My answer to the question is in the affirmative.

A copy of this judgment should be sent under the seal of the court and the signature of the Registrar to the Income-tax Appellate Tribunal as required by section 66(5) of the Act. The assessee should pay to the Commissioner of Income-tax his costs which may be assessed at Rs. 200. Counsels fee may be assessed at Rs. 200.

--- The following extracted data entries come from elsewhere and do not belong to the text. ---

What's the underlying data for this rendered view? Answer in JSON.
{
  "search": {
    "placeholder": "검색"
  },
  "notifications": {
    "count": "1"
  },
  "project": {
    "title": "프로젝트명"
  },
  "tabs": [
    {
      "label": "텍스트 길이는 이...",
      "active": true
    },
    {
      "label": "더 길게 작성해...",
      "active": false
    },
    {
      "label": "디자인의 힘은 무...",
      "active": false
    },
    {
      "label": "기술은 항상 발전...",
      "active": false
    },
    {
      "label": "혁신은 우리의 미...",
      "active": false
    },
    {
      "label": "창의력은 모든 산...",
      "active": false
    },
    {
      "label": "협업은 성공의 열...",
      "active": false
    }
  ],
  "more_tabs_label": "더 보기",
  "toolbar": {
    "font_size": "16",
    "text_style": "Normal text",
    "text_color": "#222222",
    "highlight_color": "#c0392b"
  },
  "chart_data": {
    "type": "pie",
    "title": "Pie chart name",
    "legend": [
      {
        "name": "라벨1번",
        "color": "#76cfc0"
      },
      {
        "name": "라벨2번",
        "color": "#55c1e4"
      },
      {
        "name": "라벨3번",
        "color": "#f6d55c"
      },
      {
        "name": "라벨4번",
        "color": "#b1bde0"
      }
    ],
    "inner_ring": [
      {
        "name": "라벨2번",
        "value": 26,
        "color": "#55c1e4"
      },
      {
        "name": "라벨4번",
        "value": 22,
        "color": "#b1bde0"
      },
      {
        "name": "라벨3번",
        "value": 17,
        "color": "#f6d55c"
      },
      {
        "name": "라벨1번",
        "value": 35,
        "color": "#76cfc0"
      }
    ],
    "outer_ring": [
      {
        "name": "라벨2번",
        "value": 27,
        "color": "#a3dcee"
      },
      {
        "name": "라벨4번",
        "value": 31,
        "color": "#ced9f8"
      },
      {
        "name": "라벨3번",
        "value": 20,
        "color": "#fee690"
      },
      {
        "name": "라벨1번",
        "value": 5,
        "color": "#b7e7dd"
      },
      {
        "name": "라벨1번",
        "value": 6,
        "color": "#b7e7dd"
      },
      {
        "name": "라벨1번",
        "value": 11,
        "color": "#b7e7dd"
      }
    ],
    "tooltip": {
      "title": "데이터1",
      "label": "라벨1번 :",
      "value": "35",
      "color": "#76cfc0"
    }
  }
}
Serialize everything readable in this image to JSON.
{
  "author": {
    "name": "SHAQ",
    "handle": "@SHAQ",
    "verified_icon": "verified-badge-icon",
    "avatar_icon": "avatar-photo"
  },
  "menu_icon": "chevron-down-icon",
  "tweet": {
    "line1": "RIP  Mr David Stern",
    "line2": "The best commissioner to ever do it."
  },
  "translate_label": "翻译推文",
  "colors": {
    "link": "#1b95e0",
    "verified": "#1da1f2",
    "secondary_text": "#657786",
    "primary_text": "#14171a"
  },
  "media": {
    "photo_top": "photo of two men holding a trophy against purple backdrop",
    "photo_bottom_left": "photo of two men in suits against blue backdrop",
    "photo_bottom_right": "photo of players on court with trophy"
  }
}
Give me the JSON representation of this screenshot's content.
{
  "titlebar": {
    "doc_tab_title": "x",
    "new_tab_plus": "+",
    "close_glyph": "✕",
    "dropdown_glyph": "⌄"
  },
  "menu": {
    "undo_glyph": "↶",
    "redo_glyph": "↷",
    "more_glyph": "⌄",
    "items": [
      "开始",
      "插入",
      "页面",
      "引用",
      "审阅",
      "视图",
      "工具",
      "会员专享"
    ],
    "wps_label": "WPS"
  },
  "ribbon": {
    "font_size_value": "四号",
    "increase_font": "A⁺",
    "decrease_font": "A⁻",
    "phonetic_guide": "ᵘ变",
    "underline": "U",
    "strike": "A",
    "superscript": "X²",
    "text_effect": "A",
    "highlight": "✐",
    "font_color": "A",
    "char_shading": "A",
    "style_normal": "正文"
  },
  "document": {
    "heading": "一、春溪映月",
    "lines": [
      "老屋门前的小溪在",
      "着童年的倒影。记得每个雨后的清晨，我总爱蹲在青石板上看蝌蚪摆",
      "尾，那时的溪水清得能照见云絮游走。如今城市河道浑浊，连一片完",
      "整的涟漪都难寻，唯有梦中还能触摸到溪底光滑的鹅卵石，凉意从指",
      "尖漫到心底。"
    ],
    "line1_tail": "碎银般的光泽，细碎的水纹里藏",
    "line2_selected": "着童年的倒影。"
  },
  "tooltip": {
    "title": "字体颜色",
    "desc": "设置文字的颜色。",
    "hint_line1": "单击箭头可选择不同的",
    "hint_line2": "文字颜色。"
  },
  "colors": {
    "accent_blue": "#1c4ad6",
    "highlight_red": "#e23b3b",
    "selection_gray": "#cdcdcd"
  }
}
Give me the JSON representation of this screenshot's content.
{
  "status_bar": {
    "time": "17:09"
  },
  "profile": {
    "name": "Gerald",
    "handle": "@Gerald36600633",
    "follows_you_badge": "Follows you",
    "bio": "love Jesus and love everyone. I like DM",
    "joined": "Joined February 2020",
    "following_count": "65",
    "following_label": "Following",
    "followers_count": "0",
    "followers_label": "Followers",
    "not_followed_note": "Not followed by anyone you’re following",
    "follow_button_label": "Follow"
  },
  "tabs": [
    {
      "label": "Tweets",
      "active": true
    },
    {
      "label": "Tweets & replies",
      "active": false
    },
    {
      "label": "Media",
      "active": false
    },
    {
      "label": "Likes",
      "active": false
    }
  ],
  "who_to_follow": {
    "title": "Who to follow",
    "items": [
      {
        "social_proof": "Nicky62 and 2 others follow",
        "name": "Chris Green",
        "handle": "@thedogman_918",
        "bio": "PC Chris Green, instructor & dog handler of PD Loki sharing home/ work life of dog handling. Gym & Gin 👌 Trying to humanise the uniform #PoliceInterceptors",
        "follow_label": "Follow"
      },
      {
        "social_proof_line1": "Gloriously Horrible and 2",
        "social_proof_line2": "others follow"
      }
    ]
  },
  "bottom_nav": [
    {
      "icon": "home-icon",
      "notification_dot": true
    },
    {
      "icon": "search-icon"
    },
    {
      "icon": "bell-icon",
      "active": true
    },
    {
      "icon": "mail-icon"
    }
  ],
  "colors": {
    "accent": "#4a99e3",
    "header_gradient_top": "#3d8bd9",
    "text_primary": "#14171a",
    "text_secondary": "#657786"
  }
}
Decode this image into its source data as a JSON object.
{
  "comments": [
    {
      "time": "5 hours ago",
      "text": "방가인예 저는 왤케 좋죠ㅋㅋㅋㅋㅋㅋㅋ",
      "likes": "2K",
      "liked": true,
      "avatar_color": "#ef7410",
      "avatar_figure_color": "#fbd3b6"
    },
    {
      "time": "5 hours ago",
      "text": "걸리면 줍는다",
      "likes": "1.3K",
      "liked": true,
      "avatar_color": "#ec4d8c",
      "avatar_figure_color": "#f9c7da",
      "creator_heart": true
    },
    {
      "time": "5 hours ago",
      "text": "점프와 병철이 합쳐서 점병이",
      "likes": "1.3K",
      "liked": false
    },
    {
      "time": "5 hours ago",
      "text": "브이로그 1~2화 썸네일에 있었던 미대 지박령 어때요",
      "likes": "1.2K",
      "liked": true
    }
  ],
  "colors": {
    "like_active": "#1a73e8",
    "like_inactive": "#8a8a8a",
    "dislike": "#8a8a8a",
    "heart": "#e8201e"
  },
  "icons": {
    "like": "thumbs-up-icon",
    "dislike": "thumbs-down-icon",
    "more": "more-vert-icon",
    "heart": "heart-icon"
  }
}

PATHAK J., - I agree that the question must be answered in the affirmative. But I would prefer to rest my opinion on the short ground that the jurisdiction exercised by the Tribunal when refusing to entertain the additional ground of appeal is discretionary in nature and I am not satisfied that the Tribunal acted arbitrarily in the exercise of the discretion. It was entitled to consider whether the application for raising the additional ground was made bond fide. It held that it was not, having been made, in its opionion, 'to thwart the course of proceedings and gain time.' It pointed to the absence of such a plea before the income-tax authorities. The consideration that the application was not made bona fide was, it seems to me, in itself sufficient for rejecting it. The Tribunal also observed that entertaining the additional ground would require an investigation into facts. We are not concerned with the question whether the view taken by the Tribunal upon those considerations is the correct view. They were considerations relevant to the issue before it, namely whether the assessee should be allowed to raise the additional ground of appeal. They were considerations which properly fell within the province of the Tribunal when deciding the application of the assessee. I am unable to hold that in refusing to entertain the additional ground of appeal the Tribunal did not exercise its discretion judicially. Question answered in the affirmative.